Assume that $Z_{1}$ and $Z_{2}$ are independent standard normally distributed random variables. Show that $(X,Y)$ has bivariate normal distribution when $X = Z_{1}$ and $Y = Z_{1} + Z_{2}$.
MY SOLUTION
To begin with, notice that $Z_{1} = X$ and $Z_{2} = Y - X$. According to the change of variables theorem, we have \begin{align*} f_{X,Y}(x,y) & = f_{Z_{1},Z_{2}}(x,y-x)|\det J(x,y)| = f_{Z_{1},Z_{2}}(x,y-x) = f_{Z_{1}}(x)f_{Z_{2}}(y-x)\\\\ & = \frac{1}{2\pi}\exp\left(-\frac{x^{2}}{2}\right)\exp\left(-\frac{(x-y)^{2}}{2}\right) = \frac{1}{2\pi}\exp\left(-x^{2} + xy - \frac{y^{2}}{2}\right) \end{align*}
But I do not know how check whether this is the correct result or not. Can somebody help me out? Thanks in advance!

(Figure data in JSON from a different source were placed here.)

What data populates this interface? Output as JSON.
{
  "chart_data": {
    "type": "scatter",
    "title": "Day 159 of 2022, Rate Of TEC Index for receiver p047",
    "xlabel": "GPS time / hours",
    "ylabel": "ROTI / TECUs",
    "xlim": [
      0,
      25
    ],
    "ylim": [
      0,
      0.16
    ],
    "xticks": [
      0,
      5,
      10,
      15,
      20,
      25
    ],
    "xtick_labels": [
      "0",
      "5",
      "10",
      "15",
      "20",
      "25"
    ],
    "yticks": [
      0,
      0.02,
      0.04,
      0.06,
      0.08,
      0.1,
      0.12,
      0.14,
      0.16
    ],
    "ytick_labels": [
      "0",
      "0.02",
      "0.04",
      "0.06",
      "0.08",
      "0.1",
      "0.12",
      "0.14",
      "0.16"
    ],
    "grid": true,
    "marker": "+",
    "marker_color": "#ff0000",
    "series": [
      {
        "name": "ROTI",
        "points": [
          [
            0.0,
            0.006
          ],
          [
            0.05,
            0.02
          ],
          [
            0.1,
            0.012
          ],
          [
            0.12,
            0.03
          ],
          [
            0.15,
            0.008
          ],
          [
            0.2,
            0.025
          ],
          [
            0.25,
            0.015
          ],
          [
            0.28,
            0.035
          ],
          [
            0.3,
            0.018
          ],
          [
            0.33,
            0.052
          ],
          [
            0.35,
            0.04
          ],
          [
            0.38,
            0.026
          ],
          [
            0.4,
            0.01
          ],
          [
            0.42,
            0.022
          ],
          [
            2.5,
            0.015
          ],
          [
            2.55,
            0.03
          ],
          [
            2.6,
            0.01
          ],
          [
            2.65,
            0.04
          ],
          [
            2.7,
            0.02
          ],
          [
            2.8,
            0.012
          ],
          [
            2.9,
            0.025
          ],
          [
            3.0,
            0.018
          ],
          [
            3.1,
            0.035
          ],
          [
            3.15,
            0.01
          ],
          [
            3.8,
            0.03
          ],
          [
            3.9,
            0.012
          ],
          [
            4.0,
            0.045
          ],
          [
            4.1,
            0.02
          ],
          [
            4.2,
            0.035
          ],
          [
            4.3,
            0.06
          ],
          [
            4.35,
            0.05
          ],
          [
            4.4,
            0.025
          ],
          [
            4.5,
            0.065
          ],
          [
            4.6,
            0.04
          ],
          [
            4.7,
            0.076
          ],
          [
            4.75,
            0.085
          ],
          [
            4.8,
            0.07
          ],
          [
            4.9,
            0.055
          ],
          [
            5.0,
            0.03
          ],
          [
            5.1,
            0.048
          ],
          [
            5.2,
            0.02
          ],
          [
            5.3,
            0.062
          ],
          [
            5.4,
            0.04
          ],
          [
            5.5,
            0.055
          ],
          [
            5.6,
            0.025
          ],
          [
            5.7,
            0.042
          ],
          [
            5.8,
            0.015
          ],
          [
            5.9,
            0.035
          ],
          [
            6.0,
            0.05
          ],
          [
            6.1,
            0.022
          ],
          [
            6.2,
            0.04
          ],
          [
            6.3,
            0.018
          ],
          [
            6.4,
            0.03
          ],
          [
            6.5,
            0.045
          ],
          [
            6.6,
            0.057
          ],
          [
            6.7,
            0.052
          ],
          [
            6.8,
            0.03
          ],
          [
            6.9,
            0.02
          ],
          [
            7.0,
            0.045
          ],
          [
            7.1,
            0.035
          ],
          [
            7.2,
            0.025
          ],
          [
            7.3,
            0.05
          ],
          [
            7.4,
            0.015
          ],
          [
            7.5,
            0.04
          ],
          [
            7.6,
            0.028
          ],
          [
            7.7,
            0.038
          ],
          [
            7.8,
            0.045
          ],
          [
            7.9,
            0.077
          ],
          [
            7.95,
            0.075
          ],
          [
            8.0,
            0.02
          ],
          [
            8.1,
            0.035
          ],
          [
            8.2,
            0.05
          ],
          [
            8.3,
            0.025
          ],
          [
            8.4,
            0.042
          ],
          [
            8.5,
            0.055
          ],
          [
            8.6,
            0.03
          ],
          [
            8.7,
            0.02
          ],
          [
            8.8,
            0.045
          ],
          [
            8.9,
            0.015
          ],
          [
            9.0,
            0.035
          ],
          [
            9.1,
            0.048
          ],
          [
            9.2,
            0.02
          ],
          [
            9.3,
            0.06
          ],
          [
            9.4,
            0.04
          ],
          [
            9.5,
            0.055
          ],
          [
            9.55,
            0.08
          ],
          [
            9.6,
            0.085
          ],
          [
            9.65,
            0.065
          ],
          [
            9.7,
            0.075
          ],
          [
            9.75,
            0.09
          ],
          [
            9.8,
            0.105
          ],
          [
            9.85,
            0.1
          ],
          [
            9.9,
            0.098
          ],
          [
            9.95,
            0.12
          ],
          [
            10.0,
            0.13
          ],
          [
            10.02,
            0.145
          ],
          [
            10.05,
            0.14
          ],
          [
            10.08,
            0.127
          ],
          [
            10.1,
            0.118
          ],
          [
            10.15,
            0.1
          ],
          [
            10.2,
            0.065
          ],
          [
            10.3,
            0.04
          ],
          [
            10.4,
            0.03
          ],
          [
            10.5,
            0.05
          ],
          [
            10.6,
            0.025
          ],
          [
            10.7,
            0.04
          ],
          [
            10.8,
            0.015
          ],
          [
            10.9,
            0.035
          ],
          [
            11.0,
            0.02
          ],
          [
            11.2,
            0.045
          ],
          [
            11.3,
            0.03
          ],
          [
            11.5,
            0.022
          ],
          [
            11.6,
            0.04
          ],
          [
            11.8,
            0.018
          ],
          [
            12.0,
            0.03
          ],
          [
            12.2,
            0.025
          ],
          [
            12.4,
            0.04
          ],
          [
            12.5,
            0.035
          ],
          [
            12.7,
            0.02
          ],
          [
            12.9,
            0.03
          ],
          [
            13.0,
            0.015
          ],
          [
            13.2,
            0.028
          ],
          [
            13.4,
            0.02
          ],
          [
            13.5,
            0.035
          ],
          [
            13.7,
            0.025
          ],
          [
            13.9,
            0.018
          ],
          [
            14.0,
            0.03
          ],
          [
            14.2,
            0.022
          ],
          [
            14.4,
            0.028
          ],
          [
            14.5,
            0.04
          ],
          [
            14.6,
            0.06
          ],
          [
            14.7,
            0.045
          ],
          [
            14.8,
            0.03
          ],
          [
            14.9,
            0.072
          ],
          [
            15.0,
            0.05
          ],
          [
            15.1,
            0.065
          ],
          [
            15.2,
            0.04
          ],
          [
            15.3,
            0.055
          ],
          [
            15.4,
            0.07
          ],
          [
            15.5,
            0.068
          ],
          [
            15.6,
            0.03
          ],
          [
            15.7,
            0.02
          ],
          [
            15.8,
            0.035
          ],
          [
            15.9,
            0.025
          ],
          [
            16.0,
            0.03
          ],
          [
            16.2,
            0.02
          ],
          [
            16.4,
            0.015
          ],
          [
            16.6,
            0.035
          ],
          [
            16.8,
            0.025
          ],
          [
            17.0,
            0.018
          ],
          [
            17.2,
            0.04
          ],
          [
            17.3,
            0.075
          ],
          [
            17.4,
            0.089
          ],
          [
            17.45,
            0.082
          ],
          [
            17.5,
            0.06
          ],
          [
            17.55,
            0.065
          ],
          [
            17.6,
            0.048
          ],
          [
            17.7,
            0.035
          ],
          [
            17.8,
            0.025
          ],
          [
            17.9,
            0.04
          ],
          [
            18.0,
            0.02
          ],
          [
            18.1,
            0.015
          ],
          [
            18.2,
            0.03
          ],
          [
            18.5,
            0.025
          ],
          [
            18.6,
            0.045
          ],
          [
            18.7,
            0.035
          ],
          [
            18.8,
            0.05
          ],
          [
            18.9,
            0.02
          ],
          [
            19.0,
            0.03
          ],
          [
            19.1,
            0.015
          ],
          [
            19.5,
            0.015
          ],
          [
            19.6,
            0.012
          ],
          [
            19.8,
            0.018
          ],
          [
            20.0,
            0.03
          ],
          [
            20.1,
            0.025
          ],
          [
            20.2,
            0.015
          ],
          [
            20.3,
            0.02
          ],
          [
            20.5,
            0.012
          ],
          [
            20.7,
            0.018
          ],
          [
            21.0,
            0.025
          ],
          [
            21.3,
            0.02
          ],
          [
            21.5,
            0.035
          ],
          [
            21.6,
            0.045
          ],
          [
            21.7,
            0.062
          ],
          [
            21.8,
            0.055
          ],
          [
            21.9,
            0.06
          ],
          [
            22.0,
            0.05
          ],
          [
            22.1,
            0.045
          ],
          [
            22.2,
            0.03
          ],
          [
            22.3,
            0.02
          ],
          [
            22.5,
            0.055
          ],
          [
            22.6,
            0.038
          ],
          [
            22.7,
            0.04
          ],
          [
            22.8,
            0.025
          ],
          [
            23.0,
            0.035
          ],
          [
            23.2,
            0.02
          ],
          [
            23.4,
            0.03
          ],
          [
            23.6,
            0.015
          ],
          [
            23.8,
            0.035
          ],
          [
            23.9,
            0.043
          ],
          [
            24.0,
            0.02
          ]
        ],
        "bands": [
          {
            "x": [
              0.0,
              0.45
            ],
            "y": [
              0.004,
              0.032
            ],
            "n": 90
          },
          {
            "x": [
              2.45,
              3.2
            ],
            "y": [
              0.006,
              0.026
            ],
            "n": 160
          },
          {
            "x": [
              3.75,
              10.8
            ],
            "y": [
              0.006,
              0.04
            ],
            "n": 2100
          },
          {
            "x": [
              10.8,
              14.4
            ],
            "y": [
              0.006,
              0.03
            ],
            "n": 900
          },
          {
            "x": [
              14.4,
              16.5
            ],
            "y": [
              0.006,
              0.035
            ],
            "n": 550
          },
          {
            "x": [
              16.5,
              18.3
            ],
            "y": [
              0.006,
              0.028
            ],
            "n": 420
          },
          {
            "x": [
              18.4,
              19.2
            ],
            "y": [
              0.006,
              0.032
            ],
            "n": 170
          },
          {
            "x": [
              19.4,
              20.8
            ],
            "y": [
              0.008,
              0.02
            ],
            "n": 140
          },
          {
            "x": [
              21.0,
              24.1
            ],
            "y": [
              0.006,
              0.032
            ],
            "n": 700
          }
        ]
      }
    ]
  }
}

You are almost there. Now you must recall that a multivariate variable ${\bf X}$ has a normal distribution if and only if its density can be written in the form
$$ \alpha \exp{\left(- \frac{1}{2}(X- \mu)' C (X- \mu)\right)}$$ where $\mu = E(X)$ and $C= \Sigma^{-1}$ is a positive definite matrix.
You must show that in our case $\mu = (0,0)'$ , and then find $C$.